Sou capaz de devorar um livro que me apaixone. De saír em êxtase de um bom espectáculo. De ouvir música, clássica, jazz, contemporânea. De parar frente a uma peça de um artista plástico e ficar surpreendida porque ela fala comigo numa linguagem que eu julgava desconhecer. Sou capaz de chorar a ver um filme, não tanto pelo enredo, mas pela beleza de uma ou outra imagem. Mas também me acontece deliciar com um bom romance policial, divertir-me com uma série cómica na TV ou invejar a criatividade de tantos estilistas que me oferecem, só para regalo dos meus olhos, magníficas peças de roupa ou calçado…
7- O seu projecto Escola de Mulheres - Oficina de Teatro, é um dos projectos culturais dos últimos anos com maior destaque e importância para o país. Que conselho daria a quem pretende inovar a cultura e desenvolvê-la?
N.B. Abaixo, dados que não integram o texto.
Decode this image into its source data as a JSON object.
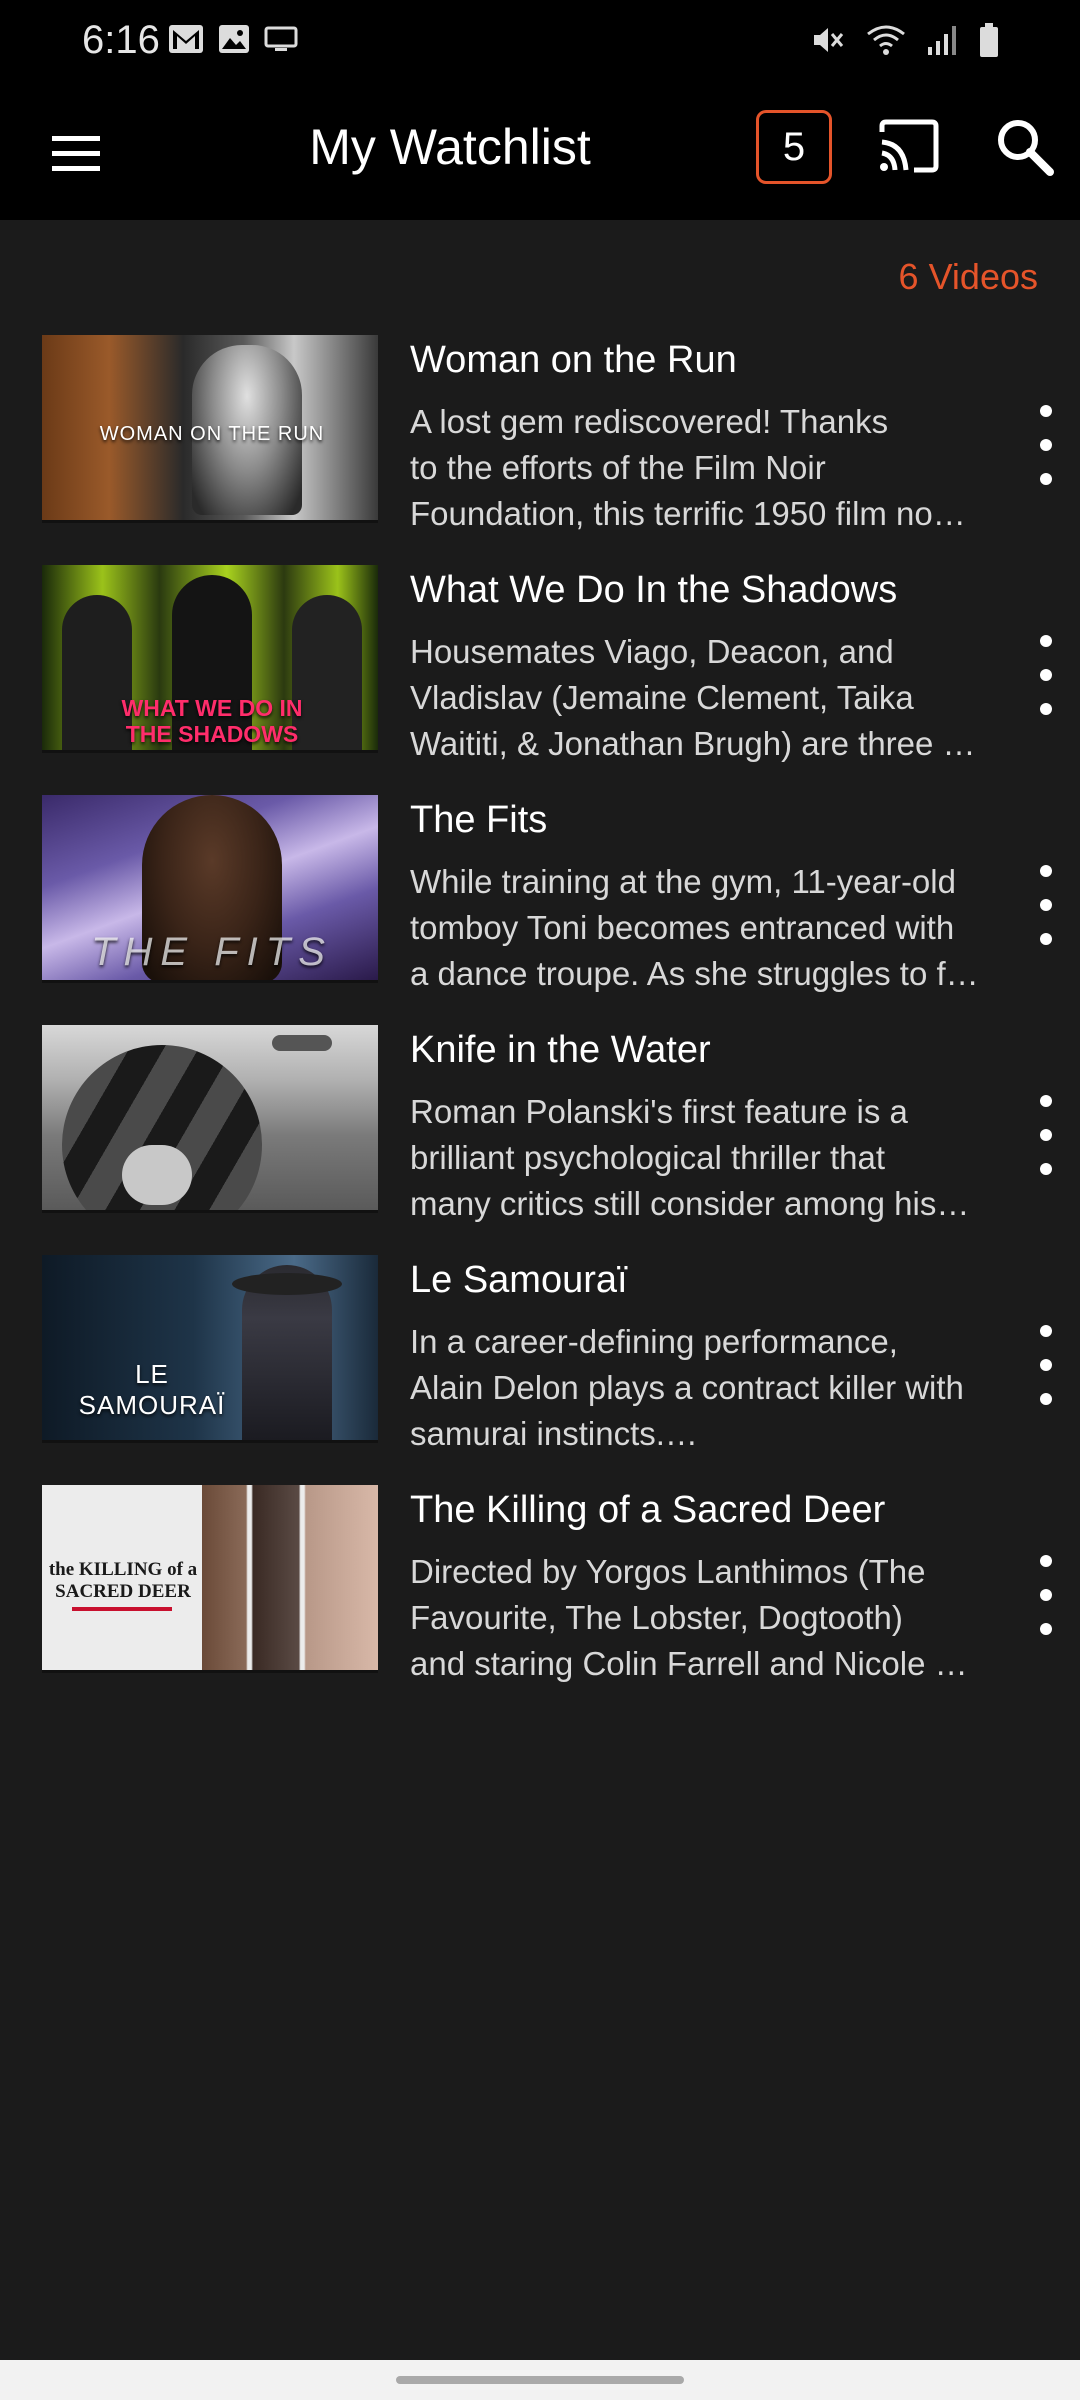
{
  "status_bar": {
    "time": "6:16",
    "left_icons": [
      "gmail-icon",
      "gallery-icon",
      "screen-mirror-icon"
    ],
    "right_icons": [
      "mute-icon",
      "wifi-icon",
      "signal-icon",
      "battery-icon"
    ]
  },
  "app_bar": {
    "title": "My Watchlist",
    "badge_count": "5",
    "accent_color": "#e5542a"
  },
  "list": {
    "count_label": "6 Videos",
    "items": [
      {
        "title": "Woman on the Run",
        "desc_lines": [
          "A lost gem rediscovered! Thanks",
          "to the efforts of the Film Noir",
          "Foundation, this terrific 1950 film no…"
        ],
        "thumb_text": "WOMAN ON THE RUN"
      },
      {
        "title": "What We Do In the Shadows",
        "desc_lines": [
          "Housemates Viago, Deacon, and",
          "Vladislav (Jemaine Clement, Taika",
          "Waititi, & Jonathan Brugh) are three …"
        ],
        "thumb_text": "WHAT WE DO IN THE SHADOWS"
      },
      {
        "title": "The Fits",
        "desc_lines": [
          "While training at the gym, 11-year-old",
          "tomboy Toni becomes entranced with",
          "a dance troupe. As she struggles to f…"
        ],
        "thumb_text": "THE FITS"
      },
      {
        "title": "Knife in the Water",
        "desc_lines": [
          "Roman Polanski's first feature is a",
          "brilliant psychological thriller that",
          "many critics still consider among his…"
        ],
        "thumb_text": ""
      },
      {
        "title": "Le Samouraï",
        "desc_lines": [
          "In a career-defining performance,",
          "Alain Delon plays a contract killer with",
          "samurai instincts.…"
        ],
        "thumb_text": "LE SAMOURAÏ"
      },
      {
        "title": "The Killing of a Sacred Deer",
        "desc_lines": [
          "Directed by Yorgos Lanthimos (The",
          "Favourite, The Lobster, Dogtooth)",
          "and staring Colin Farrell and Nicole …"
        ],
        "thumb_text": "the KILLING of a SACRED DEER"
      }
    ]
  }
}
Obrigada pelo elogio que faz à Escola de Mulheres, Companhia de Teatro de que me orgulho ter ajudado a criar e que continuo, teimosamente, a ajudar a manter-se à tona, no total desprezo a que tem sido votada pelo Ministério da Cultura. Ao fim de 15 anos, conseguimos por fim ter um espaço de trabalho e apresentação dos nossos espectáculos e de outros companheiros. Devemo-lo unicamente à Direcção do Clube Estefânia, local de grande referência teatral desde os inícios do sec. XX e, a nós próprias! Não tivemos um cêntimo de ajuda para reabrirmos ao público, esta sala no coração de Lisboa, nem do Ministério, nem da Câmara, e foram muitos os gastos e o trabalho desenvolvido…considero que somos umas sobreviventes. Convidam-nos para co-produções com entidades culturais importantes, sou muitas vezes convidada para dirigir espectáculos em estruturas teatrais estatais, fui medalhada com o “mérito cultural” mas a indiferença do Estado face à Escola de Mulheres é recorrente. Que conselho posso eu dar a quem quer inovar e ajudar a desenvolver a Cultura? Talvez o melhor é tentar criar músculo, para resistir à apatia, à ignorância, aos lobbies, aos cantos das sereias e, sobretudo, à tentação de desistir.